Of course, I’m also a daily Apple user, and an early adopter of their products. I own the first-generation iPod, the first iPhone, the first iPad. I undoubtedly will buy the Watch, even though I’m not a rabid message-sender, even though I’m not a jogger, even though I’m not yet 100% certain where the new device journey will lead me. It’s a new Apple gadget and it’s a watch—I’m powerless to resist.

And once I have the Watch, I’m going to wear it regularly. I will tinker with it, find its ideal use cases, answer a thousand questions about it, be proud of it as I was my other first-gen Apple products and every one of my watches. As with the iPhone, I expect it to become part of my daily routine.

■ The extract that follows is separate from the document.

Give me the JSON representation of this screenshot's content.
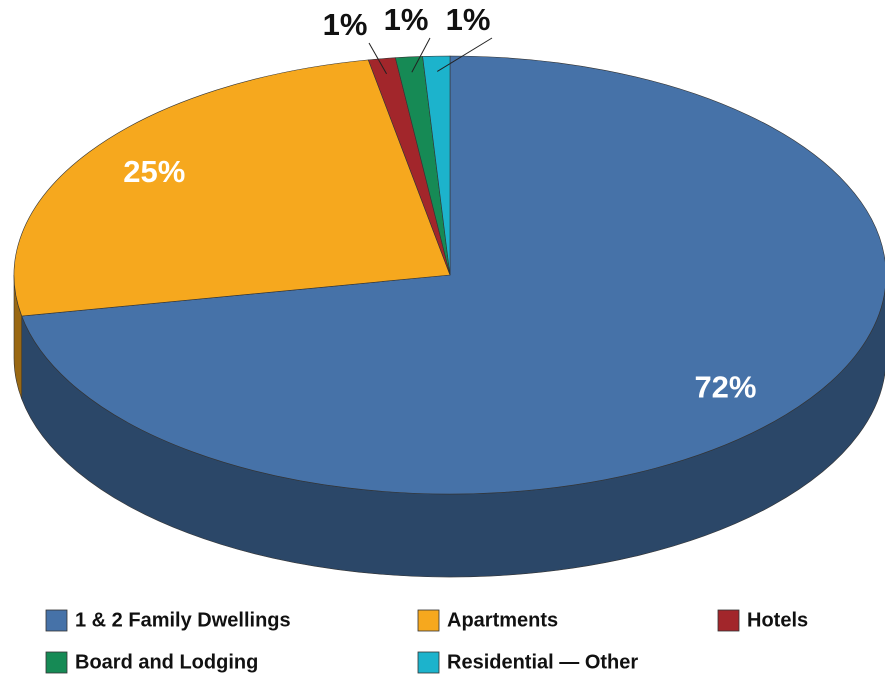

And once I’m doing that, well, my other watches don’t stand a chance. Because as the Watch assimilates itself to my life’s rhythms (or, perhaps, vice versa), not wearing the Apple Watch will feel like something’s missing. The vibrations and alerts and shortcuts that aren’t offered by my quartz Zodiac will be glaring omissions. Before long, I’ll be strapping on the Watch every day, just as I put my iPhone in my pocket.

If the Watch works for me, my workaday watches will slowly get relegated to my nightstand drawer, and future watch purchases will shift from investing in the next object of beauty and personal expression to saving a few bucks for Watch 2. And Apple will then own a thirty-year habit of mine, just like they came to own my music and phone habits, too.

Frankly, I’m not even sure I’m happy about this. But I’m going for it. I expect millions of folks like me will, too, and when they do, the disruption to the watch industry will not be pretty.